Un tibio
almuerzo encima de una fría mesa de restaurante. Es tibio porque no requiere ni
un grado adicional al que el ambiente le imprime en esta fría tarde bogotana. Chocolate,
bocadillo, dulces, una magnificación del azúcar en cada minuto me ha llevado a
este horrible estado, un estado en el que lucho diariamente hasta por
inclinarme y atar los cordones de mi zapato en la mañana. Ni grito como loco al
cielo implorando una respuesta la consabida y casi trillada frase ¡¿pero qué
hice para merecer esto?!. Claro que lo sé: comí, y después volví a comer, y
aunque estaba lleno y dejé inconsciente a por lo menos dos personas por el
atentado involuntario por utilizar una camisa ceñida sin querer al cuerpo, por
ese elemento pequeño que impide mostrar las vergüenzas que he alcanzado por
años de desidia, de pereza y de rumiar sin cesar y sin sentido tantas delicias
culinarias al frente del televisor. Ahora me enfrento a este tibio almuerzo.
Baja la temperatura, y me enfrentaré a un frío almuerzo. No tiene remedio.

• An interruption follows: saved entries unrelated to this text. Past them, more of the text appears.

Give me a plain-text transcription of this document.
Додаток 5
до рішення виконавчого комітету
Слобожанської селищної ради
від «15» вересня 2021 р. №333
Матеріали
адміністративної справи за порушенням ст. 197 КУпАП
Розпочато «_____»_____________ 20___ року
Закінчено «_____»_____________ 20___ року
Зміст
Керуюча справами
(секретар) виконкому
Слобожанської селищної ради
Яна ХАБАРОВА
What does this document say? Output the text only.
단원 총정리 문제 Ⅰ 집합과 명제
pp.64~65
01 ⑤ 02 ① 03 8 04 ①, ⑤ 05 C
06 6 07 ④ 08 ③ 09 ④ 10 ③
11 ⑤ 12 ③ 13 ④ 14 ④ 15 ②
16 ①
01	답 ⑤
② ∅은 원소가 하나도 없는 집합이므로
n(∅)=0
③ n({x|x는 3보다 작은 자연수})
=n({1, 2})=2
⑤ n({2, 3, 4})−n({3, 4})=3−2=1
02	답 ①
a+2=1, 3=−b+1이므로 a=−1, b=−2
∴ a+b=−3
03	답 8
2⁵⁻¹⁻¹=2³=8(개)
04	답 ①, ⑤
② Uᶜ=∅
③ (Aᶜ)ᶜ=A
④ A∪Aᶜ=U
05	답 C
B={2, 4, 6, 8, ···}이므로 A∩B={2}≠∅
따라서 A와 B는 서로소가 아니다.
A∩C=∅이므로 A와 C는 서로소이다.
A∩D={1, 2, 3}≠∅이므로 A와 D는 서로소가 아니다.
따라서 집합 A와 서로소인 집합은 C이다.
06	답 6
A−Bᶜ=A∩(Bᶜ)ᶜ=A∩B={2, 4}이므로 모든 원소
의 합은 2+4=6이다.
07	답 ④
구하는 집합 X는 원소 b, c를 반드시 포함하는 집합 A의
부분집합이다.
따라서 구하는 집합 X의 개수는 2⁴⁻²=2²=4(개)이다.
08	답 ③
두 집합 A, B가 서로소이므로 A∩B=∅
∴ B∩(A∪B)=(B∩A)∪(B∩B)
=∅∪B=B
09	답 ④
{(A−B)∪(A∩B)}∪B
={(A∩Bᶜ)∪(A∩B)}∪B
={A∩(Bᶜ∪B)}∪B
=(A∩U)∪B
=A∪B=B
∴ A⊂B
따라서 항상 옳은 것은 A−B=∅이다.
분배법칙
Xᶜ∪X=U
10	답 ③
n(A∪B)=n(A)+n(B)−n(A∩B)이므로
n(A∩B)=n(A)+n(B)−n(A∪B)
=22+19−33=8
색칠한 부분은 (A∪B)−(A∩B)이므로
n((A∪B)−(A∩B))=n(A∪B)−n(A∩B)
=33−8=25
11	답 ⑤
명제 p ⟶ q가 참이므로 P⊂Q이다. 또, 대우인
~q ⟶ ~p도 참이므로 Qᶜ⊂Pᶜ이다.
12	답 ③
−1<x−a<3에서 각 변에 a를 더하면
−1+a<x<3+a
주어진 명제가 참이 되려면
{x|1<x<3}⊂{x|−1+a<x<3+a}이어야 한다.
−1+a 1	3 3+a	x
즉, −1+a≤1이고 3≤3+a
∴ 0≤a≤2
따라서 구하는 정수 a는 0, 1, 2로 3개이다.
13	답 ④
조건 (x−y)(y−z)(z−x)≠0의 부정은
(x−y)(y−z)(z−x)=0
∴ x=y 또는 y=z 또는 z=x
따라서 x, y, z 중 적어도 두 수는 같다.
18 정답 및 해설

Tengo que aceptar mi triste destino, que bien merecido lo tengo. Una lechuga,
un tomate, unas bolitas que parecen ser alverjas. Si por lo menos pusieran un
poco de sabor a esta máxima expresión de la madre tierra, encarnada en tres de
sus más aventajados hijos. Sí, lo sé, es sano; pero qué feliz era cuando andaba
por la calle como un gordito simpaticón. Sí, es sano; pero he perdido la
lozanía de mi barriga, que ahora entiendo era falsa (la lozanía), sólo era la
misma de siempre con estos treinta y tantos años siempre por delante de mí.
Pero un momento, ¡tengo una salida! ¡Siempre existe una salida! Cambio lo
insípido de mi ahora frío almuerzo, por el candor de un pedazo de torta de
chocolate de postre. El que peca y reza, empata. ¡Qué vivan las falsas excusas!